Comme ce projet "existe" en quelque sorte depuis longtemps, il s'est nourri de beaucoup d'images, d'icônes. Et pas uniquement dans la musique. Des labels comme Sub pop, Dischord... ont dû me souffler cette idée mais dans les faits -d'action- ce sont des rencontres, des échanges et non des logos sur une pochette qui m'ont donné l'impulsion pour en faire quelque chose de réel. Des influences plutôt piochées dans une scène punk-diy que dans un quelconque indépendantisme rock. Et quand je parle de scène DIY, je fais référence à des personnes pour qui le DIY ne se résume pas uniquement à utiliser de la colle et des ciseaux.
4/ Comment se passe le choix des artistes avec lesquels tu décides de travailler ? On a l'impression qu’Atelier Ciseaux est sans cesse à la recherche d’une curiosité underground.

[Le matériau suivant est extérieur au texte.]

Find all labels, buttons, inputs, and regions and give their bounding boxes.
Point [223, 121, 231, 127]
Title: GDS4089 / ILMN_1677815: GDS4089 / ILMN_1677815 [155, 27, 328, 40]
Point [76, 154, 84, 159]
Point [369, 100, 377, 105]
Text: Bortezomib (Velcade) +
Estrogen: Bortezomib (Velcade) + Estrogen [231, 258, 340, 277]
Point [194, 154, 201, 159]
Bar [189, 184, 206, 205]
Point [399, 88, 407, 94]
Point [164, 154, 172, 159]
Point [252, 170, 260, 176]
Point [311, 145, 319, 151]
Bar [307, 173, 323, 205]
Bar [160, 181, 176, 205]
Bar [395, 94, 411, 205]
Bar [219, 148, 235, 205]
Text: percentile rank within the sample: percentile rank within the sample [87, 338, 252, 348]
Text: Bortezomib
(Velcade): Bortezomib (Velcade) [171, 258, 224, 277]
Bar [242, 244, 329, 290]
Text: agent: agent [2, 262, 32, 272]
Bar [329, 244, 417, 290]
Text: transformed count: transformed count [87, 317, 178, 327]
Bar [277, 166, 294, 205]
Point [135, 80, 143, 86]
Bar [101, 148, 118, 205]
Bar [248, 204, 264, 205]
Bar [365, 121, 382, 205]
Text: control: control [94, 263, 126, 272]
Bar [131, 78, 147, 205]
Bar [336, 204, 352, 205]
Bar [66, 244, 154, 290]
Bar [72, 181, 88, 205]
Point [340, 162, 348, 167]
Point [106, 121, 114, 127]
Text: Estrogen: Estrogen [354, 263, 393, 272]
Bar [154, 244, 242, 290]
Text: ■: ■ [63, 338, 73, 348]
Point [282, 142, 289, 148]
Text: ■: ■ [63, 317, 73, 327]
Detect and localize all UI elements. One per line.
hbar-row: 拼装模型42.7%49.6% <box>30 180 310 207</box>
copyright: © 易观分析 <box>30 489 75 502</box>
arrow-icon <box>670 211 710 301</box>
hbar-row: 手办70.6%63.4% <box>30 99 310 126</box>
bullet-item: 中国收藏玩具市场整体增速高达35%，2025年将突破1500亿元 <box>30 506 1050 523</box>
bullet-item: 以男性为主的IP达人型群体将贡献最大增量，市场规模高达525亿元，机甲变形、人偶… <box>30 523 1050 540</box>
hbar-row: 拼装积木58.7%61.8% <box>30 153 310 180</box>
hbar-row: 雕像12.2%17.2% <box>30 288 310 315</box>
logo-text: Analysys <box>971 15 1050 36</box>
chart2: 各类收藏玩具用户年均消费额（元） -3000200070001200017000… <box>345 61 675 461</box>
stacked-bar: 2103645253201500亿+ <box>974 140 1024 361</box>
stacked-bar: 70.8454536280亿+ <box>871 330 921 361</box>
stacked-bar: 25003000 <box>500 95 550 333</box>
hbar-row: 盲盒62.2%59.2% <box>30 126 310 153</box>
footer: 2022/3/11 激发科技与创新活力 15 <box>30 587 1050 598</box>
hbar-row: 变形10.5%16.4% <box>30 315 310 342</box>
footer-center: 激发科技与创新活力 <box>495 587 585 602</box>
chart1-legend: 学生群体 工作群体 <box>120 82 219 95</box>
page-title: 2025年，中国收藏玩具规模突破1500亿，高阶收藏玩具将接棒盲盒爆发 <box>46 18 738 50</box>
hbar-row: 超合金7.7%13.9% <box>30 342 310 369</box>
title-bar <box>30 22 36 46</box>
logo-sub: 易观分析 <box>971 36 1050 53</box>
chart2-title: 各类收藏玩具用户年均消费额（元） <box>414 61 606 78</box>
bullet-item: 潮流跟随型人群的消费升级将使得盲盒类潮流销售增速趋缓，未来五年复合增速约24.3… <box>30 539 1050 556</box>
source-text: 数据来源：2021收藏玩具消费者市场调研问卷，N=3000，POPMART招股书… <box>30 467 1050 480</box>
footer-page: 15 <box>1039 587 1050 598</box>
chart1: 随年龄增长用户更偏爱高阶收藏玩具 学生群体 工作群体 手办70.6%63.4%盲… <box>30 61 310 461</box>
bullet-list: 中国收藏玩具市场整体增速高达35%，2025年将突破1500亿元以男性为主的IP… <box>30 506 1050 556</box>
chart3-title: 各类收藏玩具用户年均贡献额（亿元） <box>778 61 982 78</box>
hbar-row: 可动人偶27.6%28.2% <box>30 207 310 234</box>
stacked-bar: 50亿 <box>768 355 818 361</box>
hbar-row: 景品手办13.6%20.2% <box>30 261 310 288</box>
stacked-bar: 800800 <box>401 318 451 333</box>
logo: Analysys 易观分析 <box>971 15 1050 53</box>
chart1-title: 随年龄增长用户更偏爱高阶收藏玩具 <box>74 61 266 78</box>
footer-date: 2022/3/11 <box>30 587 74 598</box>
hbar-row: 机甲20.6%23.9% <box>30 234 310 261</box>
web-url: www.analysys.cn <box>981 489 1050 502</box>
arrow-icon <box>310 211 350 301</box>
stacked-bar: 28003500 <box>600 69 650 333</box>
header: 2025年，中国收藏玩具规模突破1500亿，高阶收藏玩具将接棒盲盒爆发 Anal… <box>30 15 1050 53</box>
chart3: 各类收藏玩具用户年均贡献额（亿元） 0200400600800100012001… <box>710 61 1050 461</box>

Quand l'écoute d'un morceau vire à l'obsession et que tes proches commencent à te détester, quand -comme je le disais- tu n'imagines personne d'autre que toi sortir tel ou tel disque... c'est sans doute une banalité absolue mais on écoute nos battements de cœur. Évidemment, il est important que les groupes avec qui l'on collabore nous comprennent et réciproquement. Certains labels appliquent cette "politique" de la nouveauté permanente en ne sortant que des groupes à la discographie encore vierge. Nous, non ! Que ce soit leur premier ou centième disque, l'essentiel est de garder un rythme cardiaque bloqué à 120 bpm pour chaque release. Cette couleur/ orientation correspond à ce que l'on écoute, à ce qui nous plaît, à la vision que l'on a de la "gestion" du label. Comme une continuité de ce que nous sommes. Si le label n'existait pas, j'écouterais sans doute les mêmes choses. C'est toujours super chouette de découvrir un nouveau groupe, de le partager mais si demain Dinosaur Jr m'écrivait pour me proposer de faire un 45 tours, j'accepterais hystériquement dans la seconde qui suit. On ne s'impose aucune mission ou ambition pyramidale. Atelier Ciseaux n'aura jamais la vocation de devenir un travail. Le seul objectif est de continuer avec cette même envie, de faire ce qui nous plaît. Et c'est ça qui compte.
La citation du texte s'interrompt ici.